Top AS Offenders causing RFC-1918 DNS traffic
Sean Donelan
sean at donelan.com
Sun Sep 15 00:07:02 UTC 2002
On Sat, 14 Sep 2002, Peter Salus wrote:
> It seems to me that some folks may not realize who owns
> John Brown's 5 AS villains.
More information is available than just the previous chart.
http://www.caida.org/~broido/dns/rfc1918.html
"We see that more half of the updates come from 20 ASes, which is only
0.6% of the total number of autonomous systems. On that aggregation
level, RFC1918 update traffic is clearly dominated by elephants. The
largest numbers come from incumbent telecom carriers for respective
regions, and from cable companies. Backbone ISPs produce fewer updates.

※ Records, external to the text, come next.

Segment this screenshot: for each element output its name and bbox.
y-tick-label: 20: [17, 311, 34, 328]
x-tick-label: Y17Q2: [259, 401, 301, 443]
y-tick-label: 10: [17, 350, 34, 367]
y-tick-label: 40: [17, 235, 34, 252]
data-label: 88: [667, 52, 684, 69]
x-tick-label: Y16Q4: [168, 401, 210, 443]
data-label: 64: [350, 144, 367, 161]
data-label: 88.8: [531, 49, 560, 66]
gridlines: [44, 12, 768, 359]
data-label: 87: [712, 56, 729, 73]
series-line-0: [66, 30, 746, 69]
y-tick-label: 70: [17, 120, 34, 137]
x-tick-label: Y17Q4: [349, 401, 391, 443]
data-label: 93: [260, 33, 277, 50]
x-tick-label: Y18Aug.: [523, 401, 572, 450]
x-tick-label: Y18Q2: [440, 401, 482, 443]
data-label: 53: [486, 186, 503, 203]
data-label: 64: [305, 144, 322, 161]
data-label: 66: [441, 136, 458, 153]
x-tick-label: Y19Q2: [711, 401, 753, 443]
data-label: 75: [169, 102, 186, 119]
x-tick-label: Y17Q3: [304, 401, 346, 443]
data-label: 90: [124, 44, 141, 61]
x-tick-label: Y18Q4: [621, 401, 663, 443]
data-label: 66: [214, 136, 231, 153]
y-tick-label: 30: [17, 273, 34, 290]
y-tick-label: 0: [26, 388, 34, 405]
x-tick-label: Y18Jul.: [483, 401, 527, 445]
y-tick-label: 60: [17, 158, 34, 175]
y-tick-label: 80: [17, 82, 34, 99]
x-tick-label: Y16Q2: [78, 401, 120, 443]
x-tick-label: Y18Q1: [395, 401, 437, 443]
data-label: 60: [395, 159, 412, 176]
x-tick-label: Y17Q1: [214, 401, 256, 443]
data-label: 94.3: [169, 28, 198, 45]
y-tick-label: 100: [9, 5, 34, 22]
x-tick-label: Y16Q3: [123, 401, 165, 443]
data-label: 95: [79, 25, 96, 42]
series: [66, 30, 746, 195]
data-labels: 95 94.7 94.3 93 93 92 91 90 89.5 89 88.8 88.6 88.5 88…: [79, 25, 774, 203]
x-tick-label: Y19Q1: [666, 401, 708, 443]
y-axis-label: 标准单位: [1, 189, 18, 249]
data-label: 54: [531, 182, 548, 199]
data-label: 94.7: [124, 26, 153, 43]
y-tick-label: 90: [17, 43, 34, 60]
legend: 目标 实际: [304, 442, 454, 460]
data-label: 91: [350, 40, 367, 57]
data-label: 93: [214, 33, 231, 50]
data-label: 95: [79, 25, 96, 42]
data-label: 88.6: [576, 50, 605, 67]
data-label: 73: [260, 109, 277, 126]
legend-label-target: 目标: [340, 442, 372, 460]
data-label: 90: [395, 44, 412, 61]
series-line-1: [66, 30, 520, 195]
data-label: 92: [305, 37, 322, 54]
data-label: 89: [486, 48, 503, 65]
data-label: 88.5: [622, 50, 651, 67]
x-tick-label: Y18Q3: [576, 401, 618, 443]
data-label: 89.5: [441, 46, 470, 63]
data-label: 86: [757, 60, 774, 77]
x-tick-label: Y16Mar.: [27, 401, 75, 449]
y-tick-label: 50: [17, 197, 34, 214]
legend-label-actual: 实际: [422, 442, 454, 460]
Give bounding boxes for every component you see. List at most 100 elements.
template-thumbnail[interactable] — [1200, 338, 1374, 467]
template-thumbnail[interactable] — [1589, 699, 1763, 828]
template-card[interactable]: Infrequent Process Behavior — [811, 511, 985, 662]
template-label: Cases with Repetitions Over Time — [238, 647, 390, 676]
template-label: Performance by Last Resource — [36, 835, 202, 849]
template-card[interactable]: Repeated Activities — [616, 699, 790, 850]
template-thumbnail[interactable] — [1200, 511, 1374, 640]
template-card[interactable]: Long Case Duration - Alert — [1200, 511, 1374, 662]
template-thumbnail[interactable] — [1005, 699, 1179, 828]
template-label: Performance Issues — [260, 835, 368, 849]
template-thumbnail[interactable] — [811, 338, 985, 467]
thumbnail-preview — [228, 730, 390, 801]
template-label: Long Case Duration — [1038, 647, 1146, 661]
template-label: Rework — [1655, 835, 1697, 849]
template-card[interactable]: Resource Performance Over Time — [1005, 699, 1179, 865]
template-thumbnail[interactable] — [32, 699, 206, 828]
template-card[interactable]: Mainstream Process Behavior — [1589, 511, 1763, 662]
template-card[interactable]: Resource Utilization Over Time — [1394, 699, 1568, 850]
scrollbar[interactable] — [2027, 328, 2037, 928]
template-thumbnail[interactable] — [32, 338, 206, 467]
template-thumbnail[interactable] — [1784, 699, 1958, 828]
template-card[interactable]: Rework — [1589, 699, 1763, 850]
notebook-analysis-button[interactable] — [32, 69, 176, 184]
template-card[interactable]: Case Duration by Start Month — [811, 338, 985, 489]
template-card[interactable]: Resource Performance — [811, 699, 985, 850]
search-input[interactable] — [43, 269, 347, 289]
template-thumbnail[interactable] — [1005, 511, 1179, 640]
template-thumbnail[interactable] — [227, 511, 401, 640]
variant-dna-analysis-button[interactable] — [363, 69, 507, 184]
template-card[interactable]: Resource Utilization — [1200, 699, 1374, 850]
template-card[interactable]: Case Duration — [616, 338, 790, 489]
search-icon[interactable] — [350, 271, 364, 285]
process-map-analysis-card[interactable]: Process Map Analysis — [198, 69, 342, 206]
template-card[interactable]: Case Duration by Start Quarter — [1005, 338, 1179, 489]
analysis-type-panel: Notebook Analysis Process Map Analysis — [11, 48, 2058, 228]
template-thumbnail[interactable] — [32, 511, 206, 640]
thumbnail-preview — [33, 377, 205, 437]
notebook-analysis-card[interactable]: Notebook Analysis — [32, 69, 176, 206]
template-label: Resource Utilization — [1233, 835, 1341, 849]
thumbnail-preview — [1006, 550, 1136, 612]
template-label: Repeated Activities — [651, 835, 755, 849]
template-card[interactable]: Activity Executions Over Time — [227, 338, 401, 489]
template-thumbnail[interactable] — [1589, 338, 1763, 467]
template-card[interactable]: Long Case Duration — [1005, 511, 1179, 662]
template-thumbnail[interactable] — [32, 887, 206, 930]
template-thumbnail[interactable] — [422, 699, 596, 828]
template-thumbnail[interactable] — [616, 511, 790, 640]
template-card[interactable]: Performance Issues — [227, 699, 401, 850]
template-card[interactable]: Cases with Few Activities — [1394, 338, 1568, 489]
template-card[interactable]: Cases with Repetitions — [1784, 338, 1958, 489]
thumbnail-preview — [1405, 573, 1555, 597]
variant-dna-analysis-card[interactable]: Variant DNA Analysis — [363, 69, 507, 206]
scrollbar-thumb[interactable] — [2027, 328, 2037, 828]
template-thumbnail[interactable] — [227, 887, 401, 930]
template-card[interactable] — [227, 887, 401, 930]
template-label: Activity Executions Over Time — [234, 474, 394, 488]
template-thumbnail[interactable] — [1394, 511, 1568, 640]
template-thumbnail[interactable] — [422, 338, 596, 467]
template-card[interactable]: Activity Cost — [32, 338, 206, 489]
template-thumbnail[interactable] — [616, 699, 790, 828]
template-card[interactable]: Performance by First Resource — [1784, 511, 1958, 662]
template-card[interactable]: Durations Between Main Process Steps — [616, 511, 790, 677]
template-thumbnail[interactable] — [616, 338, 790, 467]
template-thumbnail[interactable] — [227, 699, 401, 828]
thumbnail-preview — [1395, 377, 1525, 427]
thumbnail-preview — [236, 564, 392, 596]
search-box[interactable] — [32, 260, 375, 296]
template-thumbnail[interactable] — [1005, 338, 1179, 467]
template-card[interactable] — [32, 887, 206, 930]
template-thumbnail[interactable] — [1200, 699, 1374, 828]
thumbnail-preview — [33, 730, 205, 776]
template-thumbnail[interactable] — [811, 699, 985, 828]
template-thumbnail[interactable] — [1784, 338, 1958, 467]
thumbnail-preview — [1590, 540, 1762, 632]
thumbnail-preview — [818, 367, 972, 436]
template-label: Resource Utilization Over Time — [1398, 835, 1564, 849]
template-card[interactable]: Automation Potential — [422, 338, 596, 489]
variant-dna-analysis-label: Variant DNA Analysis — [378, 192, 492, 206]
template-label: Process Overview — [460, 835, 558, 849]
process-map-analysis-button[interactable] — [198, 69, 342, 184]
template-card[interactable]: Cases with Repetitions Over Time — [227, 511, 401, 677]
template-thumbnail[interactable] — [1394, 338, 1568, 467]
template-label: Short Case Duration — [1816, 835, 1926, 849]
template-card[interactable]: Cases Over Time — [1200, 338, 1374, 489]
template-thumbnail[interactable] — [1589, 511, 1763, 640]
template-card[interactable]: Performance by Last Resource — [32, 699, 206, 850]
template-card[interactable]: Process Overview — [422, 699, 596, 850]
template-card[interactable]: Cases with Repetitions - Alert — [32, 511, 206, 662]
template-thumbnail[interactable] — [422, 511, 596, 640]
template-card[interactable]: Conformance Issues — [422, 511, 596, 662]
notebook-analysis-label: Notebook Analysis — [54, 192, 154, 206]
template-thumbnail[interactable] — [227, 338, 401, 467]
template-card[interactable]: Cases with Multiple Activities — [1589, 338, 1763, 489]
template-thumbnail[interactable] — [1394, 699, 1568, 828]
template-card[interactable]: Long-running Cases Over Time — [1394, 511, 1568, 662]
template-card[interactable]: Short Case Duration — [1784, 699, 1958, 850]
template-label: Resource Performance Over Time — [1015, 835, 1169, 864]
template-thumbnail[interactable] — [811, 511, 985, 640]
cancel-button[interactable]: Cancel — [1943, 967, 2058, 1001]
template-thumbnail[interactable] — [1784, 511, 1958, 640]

This is not surprising since these ISPs cater mostly to medium and large
business customers who often have fewer, but larger networks and use
globally unique addesses. Even when these corporations use RFC1918
space, they are more likely be properly configured. The cable and DSL
companies charge for globally unique addresses which encourages
customers to use RFC1918 addresses internally, thus creating more
potential for leakage. Countries, such as China, that are relatively
late in joining the Internet have trouble getting enough global address
space allocated from the registries."
My analysis the same data might vary a bit. I tend to assume the
clue-level (or lack of clue) is more or less uniformly distributed.
I'm a bit suspicious of the theory that large corporations are more
likely to properly configured RFC1918.
My suspicion is the half of the updates are transiting through
providers serving individuals and small busineses without their
own ASN so the updates appear to come from the provider's ASN. The
other half of the updates are transiting through providers serving
medium and large businesses with separate ASNs. NSPs (i.e. backbone
ISPs) probably have fewer updates from their backbone ASN because
more of their customers have a separate ASN.